Once we have deployed our project, we can start monitoring it. For example, the business can monitor the location of transactions predicted to be fraudulent from the previous days’ purchases using an interactive dashboard.
An API Service is Deployed for the Purpose of Real-Time Scoring¶
Another type of model deployment supported by the Dataiku architecture is real-time scoring, where we process our predictions in real-time. Our goal here is to flag credit card transactions as fraudulent, or not, in real-time, individually, as the bank receives them.

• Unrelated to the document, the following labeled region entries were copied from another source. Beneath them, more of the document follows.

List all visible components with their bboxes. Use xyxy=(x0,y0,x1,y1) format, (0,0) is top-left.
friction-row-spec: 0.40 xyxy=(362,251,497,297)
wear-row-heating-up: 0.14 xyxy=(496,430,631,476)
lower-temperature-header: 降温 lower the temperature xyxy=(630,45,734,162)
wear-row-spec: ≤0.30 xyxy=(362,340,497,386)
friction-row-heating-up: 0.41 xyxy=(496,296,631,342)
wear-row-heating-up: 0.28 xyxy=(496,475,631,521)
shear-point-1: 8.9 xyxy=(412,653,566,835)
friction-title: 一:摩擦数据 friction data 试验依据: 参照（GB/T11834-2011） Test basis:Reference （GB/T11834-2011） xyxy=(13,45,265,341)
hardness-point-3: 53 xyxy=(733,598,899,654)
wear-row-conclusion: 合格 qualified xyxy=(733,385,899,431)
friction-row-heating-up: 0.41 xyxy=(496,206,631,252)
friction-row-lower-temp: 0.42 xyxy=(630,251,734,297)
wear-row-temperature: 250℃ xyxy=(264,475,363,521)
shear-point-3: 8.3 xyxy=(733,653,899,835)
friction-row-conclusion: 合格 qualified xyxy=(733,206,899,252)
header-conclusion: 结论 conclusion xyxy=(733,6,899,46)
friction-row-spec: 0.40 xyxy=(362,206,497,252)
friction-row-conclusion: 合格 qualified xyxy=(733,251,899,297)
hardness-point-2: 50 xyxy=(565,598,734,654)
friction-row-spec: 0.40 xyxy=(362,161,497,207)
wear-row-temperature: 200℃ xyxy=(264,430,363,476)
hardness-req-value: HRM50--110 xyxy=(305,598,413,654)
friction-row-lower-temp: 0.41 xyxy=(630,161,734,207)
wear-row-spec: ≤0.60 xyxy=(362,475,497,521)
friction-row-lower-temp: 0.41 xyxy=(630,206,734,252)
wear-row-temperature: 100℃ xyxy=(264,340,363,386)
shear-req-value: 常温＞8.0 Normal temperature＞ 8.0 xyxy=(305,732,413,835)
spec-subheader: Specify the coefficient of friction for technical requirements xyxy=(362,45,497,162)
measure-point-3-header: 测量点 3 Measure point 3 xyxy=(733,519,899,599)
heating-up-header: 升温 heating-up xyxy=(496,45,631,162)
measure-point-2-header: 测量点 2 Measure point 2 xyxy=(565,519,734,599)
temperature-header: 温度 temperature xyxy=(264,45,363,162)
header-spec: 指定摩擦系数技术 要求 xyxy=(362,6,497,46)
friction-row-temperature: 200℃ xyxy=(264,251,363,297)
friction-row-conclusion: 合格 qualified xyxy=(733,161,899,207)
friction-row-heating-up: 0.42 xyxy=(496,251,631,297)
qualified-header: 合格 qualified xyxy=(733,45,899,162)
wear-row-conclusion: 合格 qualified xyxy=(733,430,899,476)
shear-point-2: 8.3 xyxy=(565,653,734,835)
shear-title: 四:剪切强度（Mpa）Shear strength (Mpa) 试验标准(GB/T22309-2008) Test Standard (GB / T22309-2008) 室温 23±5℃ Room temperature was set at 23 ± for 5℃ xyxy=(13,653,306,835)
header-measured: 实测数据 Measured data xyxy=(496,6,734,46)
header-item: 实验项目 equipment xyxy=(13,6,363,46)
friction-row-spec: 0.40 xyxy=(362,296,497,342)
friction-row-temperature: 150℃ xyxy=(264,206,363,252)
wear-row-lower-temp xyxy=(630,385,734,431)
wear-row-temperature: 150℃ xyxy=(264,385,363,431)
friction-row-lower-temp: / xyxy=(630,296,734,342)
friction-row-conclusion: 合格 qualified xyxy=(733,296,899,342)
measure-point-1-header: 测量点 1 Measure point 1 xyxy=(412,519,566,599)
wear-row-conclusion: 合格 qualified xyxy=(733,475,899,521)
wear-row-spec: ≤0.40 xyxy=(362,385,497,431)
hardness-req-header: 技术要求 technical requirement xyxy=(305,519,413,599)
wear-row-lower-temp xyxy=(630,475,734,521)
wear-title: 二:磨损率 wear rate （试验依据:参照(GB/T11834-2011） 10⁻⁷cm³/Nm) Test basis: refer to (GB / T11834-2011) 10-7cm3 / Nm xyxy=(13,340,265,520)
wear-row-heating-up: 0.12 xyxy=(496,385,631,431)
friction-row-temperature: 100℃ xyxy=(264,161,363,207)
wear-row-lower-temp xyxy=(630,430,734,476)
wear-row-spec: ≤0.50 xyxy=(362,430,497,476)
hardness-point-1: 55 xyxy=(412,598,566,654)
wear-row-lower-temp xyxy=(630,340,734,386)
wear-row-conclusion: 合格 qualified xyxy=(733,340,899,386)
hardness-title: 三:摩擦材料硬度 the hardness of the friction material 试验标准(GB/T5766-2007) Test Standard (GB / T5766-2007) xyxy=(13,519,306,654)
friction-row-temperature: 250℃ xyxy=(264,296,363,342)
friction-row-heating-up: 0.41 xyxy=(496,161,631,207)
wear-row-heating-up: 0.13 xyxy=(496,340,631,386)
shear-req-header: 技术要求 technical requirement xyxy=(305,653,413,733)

To start, we use the Design node to train our model. Then we create an API service from the model we want to deploy. This lets us use the API Designer to create our API endpoints. For our use case, our API endpoint will be the prediction model.
Once we run tests, we push our API package to the Deployer. In the Deployer, we will be able to see that we have both Projects and API Services available for deployment.
To deploy our API Service, we’ll be using another component of the Deployer known as the API Deployer. The API Deployer pushes our API service to the API node. The API node is a horizontally scalable and highly available web server. It operationalizes ML models and answers prediction requests.
Once we have deployed our API service to the API node, we can monitor the real-time predictions.
In summary, Dataiku is an end-to-end platform where analysts work within the tool to design and operationalize models.
Simply put, the architecture of Dataiku allows you to deploy models seamlessly and gives you the ability to monitor and maintain models and redeploy them.
In addition, Dataiku supplies tools to perform monitoring tasks such as tracking model quality or pipeline health.
Mark Treveil and the Dataiku team. Introducing MLOps: How to Scale Machine Learning in the Enterprise. O’Reilly, 2020.